CNDH - Le siège de la Commission Nationale des Droits de l’Homme (CNDH) a abrité ce mercredi 11 septembre dans l’après-midi une rencontre apaisée, la première du genre, entre associations de jeunes et policiers.

Ces associations qui ont l’habitude de battre le pavé et d’avoir en conséquence des rencontres musclées avec la police ont eu cet après-midi, en tout apaisement, une rencontre avec des responsables de la police nationale, sous le thème : « Le droit de manifester : entre les exigences du maintien de l’ordre public et le respect des libertés publiques ».

Cette rencontre, à l’initiative du président de la CNDH, Me Ahmed Salem Bouhoubeyni, a permis à ces deux parties de se voir de près et de se prononcer sur les moyens de concilier le droit de manifester et l’impératif de préservation de la sécurité et de l’ordre publics.

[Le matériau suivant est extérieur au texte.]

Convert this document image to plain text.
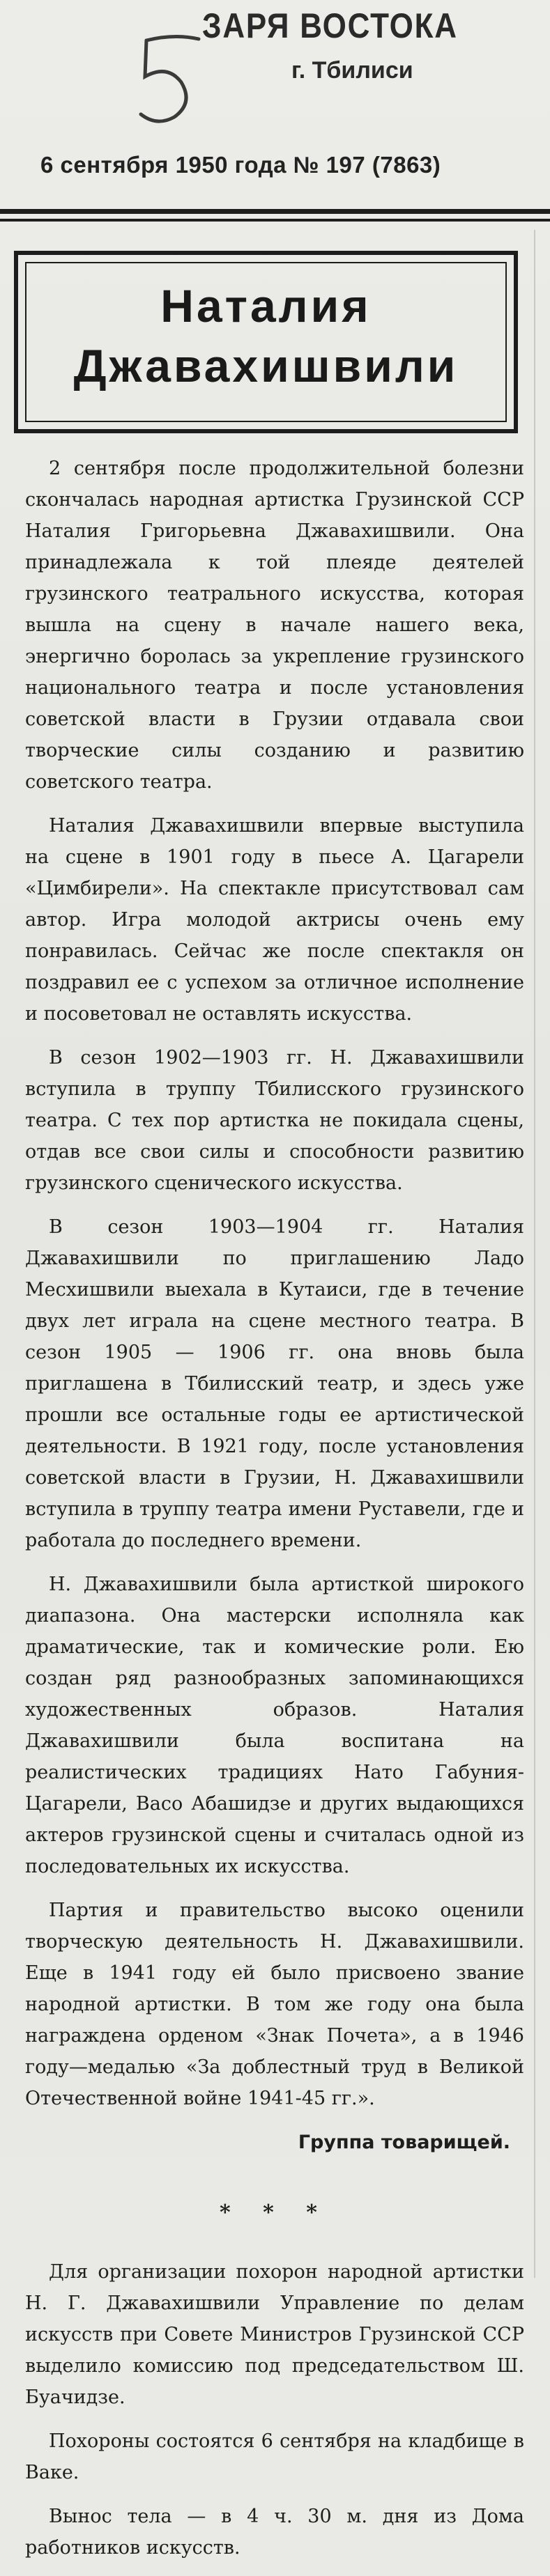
ЗАРЯ ВОСТОКА
г. Тбилиси
6 сентября 1950 года № 197 (7863)
Наталия Джавахишвили

2 сентября после продолжительной болезни скончалась народная артистка Грузинской ССР Наталия Григорьевна Джавахишвили. Она принадлежала к той плеяде деятелей грузинского театрального искусства, которая вышла на сцену в начале нашего века, энергично боролась за укрепление грузинского национального театра и после установления советской власти в Грузии отдавала свои творческие силы созданию и развитию советского театра.

Наталия Джавахишвили впервые выступила на сцене в 1901 году в пьесе А. Цагарели «Цимбирели». На спектакле присутствовал сам автор. Игра молодой актрисы очень ему понравилась. Сейчас же после спектакля он поздравил ее с успехом за отличное исполнение и посоветовал не оставлять искусства.

В сезон 1902—1903 гг. Н. Джавахишвили вступила в труппу Тбилисского грузинского театра. С тех пор артистка не покидала сцены, отдав все свои силы и способности развитию грузинского сценического искусства.

В сезон 1903—1904 гг. Наталия Джавахишвили по приглашению Ладо Месхишвили выехала в Кутаиси, где в течение двух лет играла на сцене местного театра. В сезон 1905 — 1906 гг. она вновь была приглашена в Тбилисский театр, и здесь уже прошли все остальные годы ее артистической деятельности. В 1921 году, после установления советской власти в Грузии, Н. Джавахишвили вступила в труппу театра имени Руставели, где и работала до последнего времени.

Н. Джавахишвили была артисткой широкого диапазона. Она мастерски исполняла как драматические, так и комические роли. Ею создан ряд разнообразных запоминающихся художественных образов. Наталия Джавахишвили была воспитана на реалистических традициях Нато Габуния-Цагарели, Васо Абашидзе и других выдающихся актеров грузинской сцены и считалась одной из последовательных их искусства.

Партия и правительство высоко оценили творческую деятельность Н. Джавахишвили. Еще в 1941 году ей было присвоено звание народной артистки. В том же году она была награждена орденом «Знак Почета», а в 1946 году—медалью «За доблестный труд в Великой Отечественной войне 1941-45 гг.».

Группа товарищей.
* * *

Для организации похорон народной артистки Н. Г. Джавахишвили Управление по делам искусств при Совете Министров Грузинской ССР выделило комиссию под председательством Ш. Буачидзе.

Похороны состоятся 6 сентября на кладбище в Ваке.

Вынос тела — в 4 ч. 30 м. дня из Дома работников искусств.
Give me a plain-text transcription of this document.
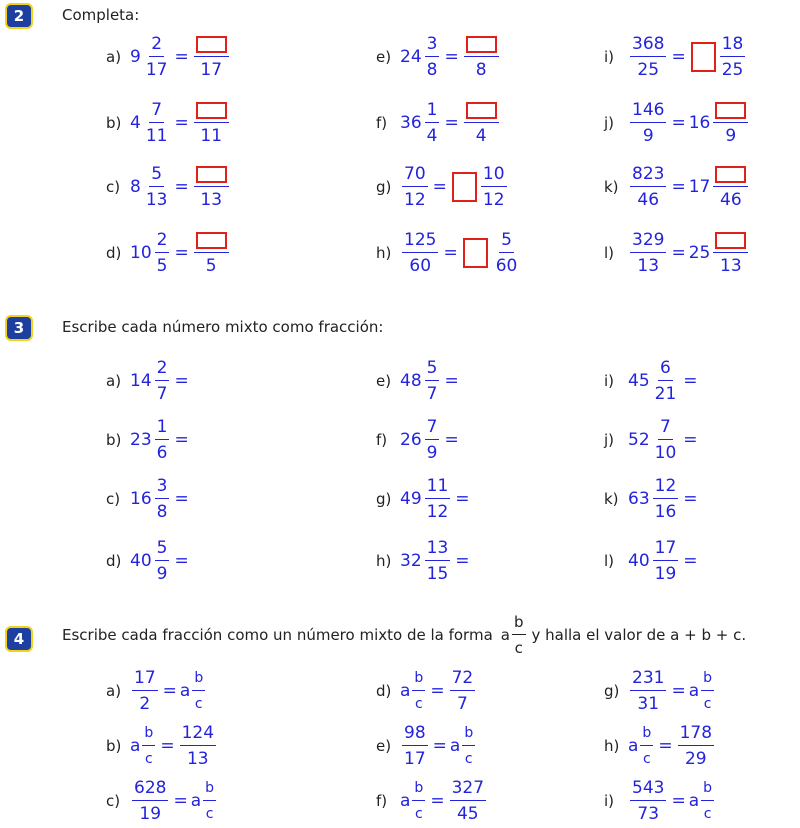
2	Completa:
a) $9 \frac{2}{17}$ =
17
b) $4 \frac{7}{11}$ =
11
c) $8 \frac{5}{13}$ =
13
d) $10 \frac{2}{5}$ =
5
e) $24 \frac{3}{8}$ =
8
f) $36 \frac{1}{4}$ =
4
$g) \frac{70}{12} = \frac{10}{12}$
$h) \frac{125}{60} = \frac{5}{60}$
$i) \frac{368}{25} = \frac{18}{25}$
$j) \frac{146}{9} = 16$
9
$k) \frac{823}{46} = 17$
46
$l) \frac{329}{13} = 25$
13
3	Escribe cada número mixto como fracción:
a) $14 \frac{2}{7}$ =
b) $23 \frac{1}{6}$ =
c) $16 \frac{3}{8}$ =
d) $40 \frac{5}{9}$ =
e) $48 \frac{5}{7}$ =
f) $26 \frac{7}{9}$ =
g) $49 \frac{11}{12}$ =
h) $32 \frac{13}{15}$ =
i) $45 \frac{6}{21}$ =
j) $52 \frac{7}{10}$ =
k) $63 \frac{12}{16}$ =
l) $40 \frac{17}{19}$ =
4	Escribe cada fracción como un número mixto de la forma a $\frac{b}{c}$ y halla el valor de a + b + c.
$a) \frac{17}{2} = a \frac{b}{c}$
b) a $\frac{b}{c} = \frac{124}{13}$
$c) \frac{628}{19} = a \frac{b}{c}$
d) a $\frac{b}{c} = \frac{72}{7}$
$e) \frac{98}{17} = a \frac{b}{c}$
f) a $\frac{b}{c} = \frac{327}{45}$
$g) \frac{231}{31} = a \frac{b}{c}$
h) a $\frac{b}{c} = \frac{178}{29}$
$i) \frac{543}{73} = a \frac{b}{c}$
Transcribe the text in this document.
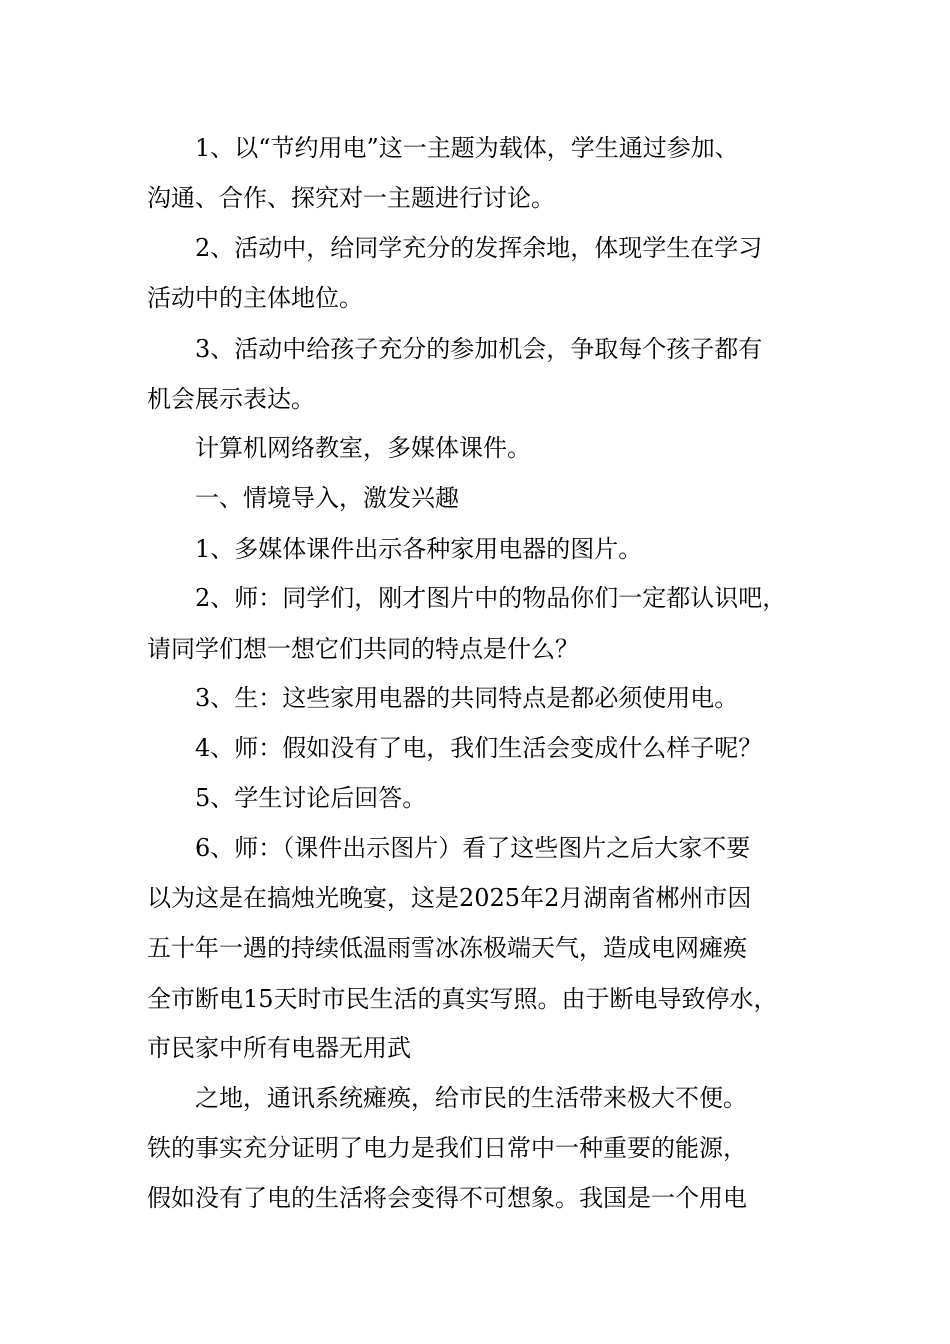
1、以“节约用电”这一主题为载体，学生通过参加、
沟通、合作、探究对一主题进行讨论。
2、活动中，给同学充分的发挥余地，体现学生在学习
活动中的主体地位。
3、活动中给孩子充分的参加机会，争取每个孩子都有
机会展示表达。
计算机网络教室，多媒体课件。
一、情境导入，激发兴趣
1、多媒体课件出示各种家用电器的图片。
2、师：同学们，刚才图片中的物品你们一定都认识吧，
请同学们想一想它们共同的特点是什么？
3、生：这些家用电器的共同特点是都必须使用电。
4、师：假如没有了电，我们生活会变成什么样子呢？
5、学生讨论后回答。
6、师：（课件出示图片）看了这些图片之后大家不要
以为这是在搞烛光晚宴，这是2025年2月湖南省郴州市因
五十年一遇的持续低温雨雪冰冻极端天气，造成电网瘫痪
全市断电15天时市民生活的真实写照。由于断电导致停水，
市民家中所有电器无用武
之地，通讯系统瘫痪，给市民的生活带来极大不便。
铁的事实充分证明了电力是我们日常中一种重要的能源，
假如没有了电的生活将会变得不可想象。我国是一个用电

Ouvrant la rencontre, le président de la CNDH a souhaité la bienvenue aux participants qu’il a remerciés d’avoir répondu positivement à son invitation. Il a ensuite déclaré que le droit d’expression et de manifestation est consacré par les textes, que nulle autorité en pays démocratique ne peut remettre en cause ou renier, soulignant toutefois que « ce genre de mouvement de masses, qui constitue une forme d’expression collective d’opinion, est régi par des règles que nul n’est censé ignorer ou outrepasser ».

Il a dans ce cadre souligné l’impérieuse nécessité d’informer au préalable l’autorité de toute manifestation envisagée, affirmant que les pouvoirs publics, qui sont responsables de la sécurité publique, doivent être informés « sur toute manifestation programmée, sur son objet, son horaire, son parcours, son itinéraire et les noms et coordonnées de ses organisateurs ».

Déplorant certains dérapages ayant lieu ici ou là à l’occasion de mouvements de masse, le président de la CNDH a affirmé que les manifestations constituent un droit citoyen qui participe au débat public et que, loin de l’étouffer, l’autorité a intérêt à en profiter pour, le cas échéant, réajuster ses politiques et stratégies.

Il a conclu en appelant les initiateurs de manifestations de rue à en informer les services compétents, non peut-être pour obtenir leur autorisation qui n’est pas requise dans le système déclaratif en vigueur un peu partout dans le monde à l’heure actuelle mais, au moins, pour leur permettre de prendre les dispositions pour assurer la sécurité de tous, y compris les manifestants eux-mêmes.